DataSHIELD provides a novel solution that can circumvent some of these challenges. The key feature of DataSHIELD is that data stay on a server at each of the institutions that are responsible for the data. Each institution has control over who can access their data. The platform only allows a user to pass analysis commands to each server and receive results that are designed to disclose summary data. For example, the user can fit a linear model to the data but not see the residuals. DataSHIELD is built so that is not possible for a user to request the whole dataset or access to detailed data. Other disclosure protection features are built in such as requiring a minimum cell count of data points in a summary. Thus DataSHIELD can be used to analyse data without physically sharing it with the users and without giving access to individual records. We refer to this as federated analysis.

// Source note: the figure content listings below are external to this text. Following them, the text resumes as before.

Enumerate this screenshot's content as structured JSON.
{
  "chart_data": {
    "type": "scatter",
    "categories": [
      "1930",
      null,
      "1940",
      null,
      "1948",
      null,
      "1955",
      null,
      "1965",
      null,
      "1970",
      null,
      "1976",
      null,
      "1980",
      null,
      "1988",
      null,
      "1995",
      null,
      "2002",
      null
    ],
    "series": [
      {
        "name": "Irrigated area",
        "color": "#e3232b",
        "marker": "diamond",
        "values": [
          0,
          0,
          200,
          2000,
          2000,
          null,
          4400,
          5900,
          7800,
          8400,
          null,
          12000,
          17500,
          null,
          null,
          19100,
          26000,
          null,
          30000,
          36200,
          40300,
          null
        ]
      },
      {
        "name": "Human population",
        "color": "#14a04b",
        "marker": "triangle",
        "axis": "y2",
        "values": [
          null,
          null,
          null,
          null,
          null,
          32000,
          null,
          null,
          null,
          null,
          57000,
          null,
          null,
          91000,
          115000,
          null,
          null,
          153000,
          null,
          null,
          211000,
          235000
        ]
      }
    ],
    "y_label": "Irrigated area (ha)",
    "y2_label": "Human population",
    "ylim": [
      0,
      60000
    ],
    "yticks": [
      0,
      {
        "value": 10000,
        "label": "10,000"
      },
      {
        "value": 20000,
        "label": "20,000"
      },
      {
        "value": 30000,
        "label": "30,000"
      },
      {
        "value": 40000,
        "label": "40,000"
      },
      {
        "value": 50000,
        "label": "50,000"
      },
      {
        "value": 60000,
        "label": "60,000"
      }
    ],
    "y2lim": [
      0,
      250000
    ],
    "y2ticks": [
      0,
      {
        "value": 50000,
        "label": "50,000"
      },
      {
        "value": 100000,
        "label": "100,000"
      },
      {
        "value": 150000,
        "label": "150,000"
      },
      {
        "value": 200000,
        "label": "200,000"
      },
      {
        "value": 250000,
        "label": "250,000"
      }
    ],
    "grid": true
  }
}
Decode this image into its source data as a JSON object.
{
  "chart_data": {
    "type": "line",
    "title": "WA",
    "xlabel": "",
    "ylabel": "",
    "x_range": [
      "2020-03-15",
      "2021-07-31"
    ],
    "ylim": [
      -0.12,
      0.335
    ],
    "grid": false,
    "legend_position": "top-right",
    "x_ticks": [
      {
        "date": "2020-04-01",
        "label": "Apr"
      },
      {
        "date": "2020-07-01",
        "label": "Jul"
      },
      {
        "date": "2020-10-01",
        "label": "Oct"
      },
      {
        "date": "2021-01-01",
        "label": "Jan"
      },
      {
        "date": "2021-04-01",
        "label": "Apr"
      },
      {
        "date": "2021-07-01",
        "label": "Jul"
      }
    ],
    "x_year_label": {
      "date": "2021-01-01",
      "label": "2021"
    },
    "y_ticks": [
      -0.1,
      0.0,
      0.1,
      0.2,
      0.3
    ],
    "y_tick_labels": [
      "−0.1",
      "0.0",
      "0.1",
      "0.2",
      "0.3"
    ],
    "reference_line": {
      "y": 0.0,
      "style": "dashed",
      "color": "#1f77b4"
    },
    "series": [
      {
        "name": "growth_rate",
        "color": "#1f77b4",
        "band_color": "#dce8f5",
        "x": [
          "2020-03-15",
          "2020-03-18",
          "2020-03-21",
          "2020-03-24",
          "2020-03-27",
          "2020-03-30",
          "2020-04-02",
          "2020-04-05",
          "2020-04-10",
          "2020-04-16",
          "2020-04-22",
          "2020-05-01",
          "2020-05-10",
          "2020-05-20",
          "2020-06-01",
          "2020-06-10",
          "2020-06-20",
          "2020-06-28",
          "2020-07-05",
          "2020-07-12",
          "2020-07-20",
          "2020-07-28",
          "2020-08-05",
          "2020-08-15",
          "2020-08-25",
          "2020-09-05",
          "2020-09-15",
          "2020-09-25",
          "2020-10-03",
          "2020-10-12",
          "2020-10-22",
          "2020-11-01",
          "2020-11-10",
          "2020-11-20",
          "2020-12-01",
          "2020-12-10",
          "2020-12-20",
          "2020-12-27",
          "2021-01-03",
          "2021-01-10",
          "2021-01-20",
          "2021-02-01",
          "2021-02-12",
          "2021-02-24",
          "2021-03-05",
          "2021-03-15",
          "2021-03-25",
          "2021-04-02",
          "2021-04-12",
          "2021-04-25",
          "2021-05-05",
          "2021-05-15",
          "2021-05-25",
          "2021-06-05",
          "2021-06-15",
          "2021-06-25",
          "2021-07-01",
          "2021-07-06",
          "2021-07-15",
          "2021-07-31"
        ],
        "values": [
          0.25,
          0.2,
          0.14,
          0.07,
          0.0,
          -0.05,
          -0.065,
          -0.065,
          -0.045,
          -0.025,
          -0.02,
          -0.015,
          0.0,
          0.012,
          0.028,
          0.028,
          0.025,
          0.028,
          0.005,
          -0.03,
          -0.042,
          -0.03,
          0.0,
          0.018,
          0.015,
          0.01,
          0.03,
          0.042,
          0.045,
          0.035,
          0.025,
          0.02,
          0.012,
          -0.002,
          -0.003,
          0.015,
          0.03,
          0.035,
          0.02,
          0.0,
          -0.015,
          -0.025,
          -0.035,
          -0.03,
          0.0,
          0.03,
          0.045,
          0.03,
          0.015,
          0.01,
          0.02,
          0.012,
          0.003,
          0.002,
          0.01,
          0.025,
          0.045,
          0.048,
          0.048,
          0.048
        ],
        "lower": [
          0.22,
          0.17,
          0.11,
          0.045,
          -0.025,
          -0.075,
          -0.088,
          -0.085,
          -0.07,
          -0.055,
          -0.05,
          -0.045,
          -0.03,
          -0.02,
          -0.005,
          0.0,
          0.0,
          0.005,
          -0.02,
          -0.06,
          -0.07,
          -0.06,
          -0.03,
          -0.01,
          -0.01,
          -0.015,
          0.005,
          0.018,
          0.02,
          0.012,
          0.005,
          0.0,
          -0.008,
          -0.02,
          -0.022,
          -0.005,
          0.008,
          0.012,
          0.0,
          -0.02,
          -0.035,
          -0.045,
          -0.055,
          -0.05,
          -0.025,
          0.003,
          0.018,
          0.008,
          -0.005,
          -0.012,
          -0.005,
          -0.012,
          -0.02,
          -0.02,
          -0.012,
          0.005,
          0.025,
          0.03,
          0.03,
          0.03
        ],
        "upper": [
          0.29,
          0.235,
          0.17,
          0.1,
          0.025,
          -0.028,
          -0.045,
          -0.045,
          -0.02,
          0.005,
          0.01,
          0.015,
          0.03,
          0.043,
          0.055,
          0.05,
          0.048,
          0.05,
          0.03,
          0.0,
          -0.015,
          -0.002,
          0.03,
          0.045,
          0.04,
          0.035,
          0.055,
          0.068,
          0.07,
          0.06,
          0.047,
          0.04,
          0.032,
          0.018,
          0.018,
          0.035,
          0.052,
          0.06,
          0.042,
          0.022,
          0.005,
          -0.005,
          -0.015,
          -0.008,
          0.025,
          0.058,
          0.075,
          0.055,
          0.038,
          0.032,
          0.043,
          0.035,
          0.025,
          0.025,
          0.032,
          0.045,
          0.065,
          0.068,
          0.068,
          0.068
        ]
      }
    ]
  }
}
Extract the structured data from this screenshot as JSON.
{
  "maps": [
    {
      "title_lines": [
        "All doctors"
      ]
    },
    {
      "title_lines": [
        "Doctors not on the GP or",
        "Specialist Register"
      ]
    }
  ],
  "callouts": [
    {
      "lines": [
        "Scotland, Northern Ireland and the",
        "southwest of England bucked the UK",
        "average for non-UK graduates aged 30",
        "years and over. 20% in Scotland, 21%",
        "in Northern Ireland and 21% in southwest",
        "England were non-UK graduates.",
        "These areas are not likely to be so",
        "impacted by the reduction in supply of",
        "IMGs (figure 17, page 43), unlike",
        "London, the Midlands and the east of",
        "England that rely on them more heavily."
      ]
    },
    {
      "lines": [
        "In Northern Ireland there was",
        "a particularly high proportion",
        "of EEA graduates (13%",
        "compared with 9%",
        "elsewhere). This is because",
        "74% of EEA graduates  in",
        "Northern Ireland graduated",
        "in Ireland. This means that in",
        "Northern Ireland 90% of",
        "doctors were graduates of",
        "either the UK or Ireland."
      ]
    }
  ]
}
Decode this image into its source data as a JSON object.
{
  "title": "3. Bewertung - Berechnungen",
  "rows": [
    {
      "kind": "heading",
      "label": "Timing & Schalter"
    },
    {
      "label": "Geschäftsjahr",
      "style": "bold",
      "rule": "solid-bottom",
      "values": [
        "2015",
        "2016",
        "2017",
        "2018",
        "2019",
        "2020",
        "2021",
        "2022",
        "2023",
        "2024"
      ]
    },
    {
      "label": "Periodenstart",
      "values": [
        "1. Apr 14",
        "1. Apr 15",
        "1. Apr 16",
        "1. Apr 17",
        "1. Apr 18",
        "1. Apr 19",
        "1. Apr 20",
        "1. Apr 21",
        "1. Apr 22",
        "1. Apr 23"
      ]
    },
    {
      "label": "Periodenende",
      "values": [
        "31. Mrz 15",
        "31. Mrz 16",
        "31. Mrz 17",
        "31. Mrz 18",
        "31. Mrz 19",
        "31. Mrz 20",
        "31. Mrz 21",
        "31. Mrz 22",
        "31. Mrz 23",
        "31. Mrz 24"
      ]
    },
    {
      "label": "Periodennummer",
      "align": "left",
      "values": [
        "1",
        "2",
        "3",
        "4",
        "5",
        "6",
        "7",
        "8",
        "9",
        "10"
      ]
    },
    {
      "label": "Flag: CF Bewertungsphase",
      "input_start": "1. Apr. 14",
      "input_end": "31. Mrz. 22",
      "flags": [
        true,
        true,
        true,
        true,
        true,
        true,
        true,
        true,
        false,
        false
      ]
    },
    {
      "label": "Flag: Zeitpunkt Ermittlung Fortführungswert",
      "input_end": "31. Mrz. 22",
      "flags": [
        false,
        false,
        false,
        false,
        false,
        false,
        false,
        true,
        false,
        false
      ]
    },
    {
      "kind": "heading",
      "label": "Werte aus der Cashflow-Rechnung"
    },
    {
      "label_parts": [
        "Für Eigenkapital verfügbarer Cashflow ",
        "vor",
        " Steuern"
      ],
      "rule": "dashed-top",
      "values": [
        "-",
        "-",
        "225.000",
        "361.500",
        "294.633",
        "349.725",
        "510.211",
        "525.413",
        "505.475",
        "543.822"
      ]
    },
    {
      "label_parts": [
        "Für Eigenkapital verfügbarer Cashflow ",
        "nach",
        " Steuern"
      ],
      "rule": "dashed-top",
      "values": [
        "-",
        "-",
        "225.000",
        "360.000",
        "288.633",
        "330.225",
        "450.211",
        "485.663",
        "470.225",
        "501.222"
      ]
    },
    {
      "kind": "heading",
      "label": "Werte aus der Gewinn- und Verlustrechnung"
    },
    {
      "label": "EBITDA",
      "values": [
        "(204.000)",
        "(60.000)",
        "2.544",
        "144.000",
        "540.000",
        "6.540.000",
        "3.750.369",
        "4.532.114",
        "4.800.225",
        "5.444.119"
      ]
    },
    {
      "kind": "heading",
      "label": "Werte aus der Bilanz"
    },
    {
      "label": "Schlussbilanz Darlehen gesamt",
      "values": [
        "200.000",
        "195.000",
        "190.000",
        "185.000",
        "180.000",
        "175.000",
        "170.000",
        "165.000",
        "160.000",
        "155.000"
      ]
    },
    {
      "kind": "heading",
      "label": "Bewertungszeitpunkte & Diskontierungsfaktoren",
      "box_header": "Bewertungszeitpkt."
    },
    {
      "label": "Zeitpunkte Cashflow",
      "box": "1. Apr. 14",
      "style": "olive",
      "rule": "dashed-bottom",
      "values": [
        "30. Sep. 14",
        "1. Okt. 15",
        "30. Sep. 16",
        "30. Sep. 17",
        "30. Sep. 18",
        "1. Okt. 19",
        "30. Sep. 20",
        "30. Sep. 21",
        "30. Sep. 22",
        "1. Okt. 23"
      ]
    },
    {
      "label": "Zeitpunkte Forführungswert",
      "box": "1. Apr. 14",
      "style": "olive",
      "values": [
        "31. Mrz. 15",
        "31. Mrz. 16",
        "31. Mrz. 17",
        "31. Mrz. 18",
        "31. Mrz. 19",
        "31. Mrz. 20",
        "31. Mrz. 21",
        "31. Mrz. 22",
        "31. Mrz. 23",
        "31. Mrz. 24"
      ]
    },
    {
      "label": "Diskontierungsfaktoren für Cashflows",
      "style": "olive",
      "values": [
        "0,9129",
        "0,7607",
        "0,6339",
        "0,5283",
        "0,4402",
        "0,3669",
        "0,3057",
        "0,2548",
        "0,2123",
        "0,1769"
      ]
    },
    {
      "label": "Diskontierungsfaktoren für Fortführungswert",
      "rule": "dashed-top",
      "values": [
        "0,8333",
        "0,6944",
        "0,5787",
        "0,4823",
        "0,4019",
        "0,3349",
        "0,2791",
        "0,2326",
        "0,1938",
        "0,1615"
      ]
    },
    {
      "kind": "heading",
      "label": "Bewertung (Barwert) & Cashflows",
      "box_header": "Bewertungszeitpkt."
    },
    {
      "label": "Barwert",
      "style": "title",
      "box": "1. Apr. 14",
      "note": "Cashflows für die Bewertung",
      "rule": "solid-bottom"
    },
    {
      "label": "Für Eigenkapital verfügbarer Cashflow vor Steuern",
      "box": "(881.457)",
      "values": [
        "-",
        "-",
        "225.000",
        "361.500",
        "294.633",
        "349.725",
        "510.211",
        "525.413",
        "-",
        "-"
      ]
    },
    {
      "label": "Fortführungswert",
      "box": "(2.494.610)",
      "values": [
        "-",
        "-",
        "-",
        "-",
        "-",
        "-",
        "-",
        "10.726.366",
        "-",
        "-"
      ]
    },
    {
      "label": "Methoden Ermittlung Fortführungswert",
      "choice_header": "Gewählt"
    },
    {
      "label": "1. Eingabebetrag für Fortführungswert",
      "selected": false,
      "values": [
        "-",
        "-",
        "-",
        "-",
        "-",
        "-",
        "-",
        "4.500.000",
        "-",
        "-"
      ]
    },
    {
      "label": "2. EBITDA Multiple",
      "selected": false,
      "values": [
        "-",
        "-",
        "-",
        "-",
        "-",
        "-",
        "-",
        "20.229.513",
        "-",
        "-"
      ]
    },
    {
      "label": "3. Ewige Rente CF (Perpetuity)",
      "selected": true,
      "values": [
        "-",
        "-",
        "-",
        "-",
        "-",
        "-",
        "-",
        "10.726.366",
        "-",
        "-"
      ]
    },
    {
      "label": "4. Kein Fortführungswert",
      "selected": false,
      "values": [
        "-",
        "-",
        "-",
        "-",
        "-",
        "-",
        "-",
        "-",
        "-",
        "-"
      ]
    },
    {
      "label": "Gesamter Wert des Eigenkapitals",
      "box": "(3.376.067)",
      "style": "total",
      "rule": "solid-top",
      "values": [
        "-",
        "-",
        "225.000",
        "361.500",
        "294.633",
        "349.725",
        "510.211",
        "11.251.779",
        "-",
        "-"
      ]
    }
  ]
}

More information about DataSHIELD can be found here.
To enable federated analysis to happen using DataSHIELD, the following steps are needed:
- Each participating group needs to load the data required for analysis to a server running DataSHIELD.
- The data then need to be harmonised to common scales and measures, a simple example being that weights should be converted to kg.
- A user wishing to run an analysis is then provided with an account and permissions to run the code.
- The user can then run the analysis across all the participating groups and build an overall result.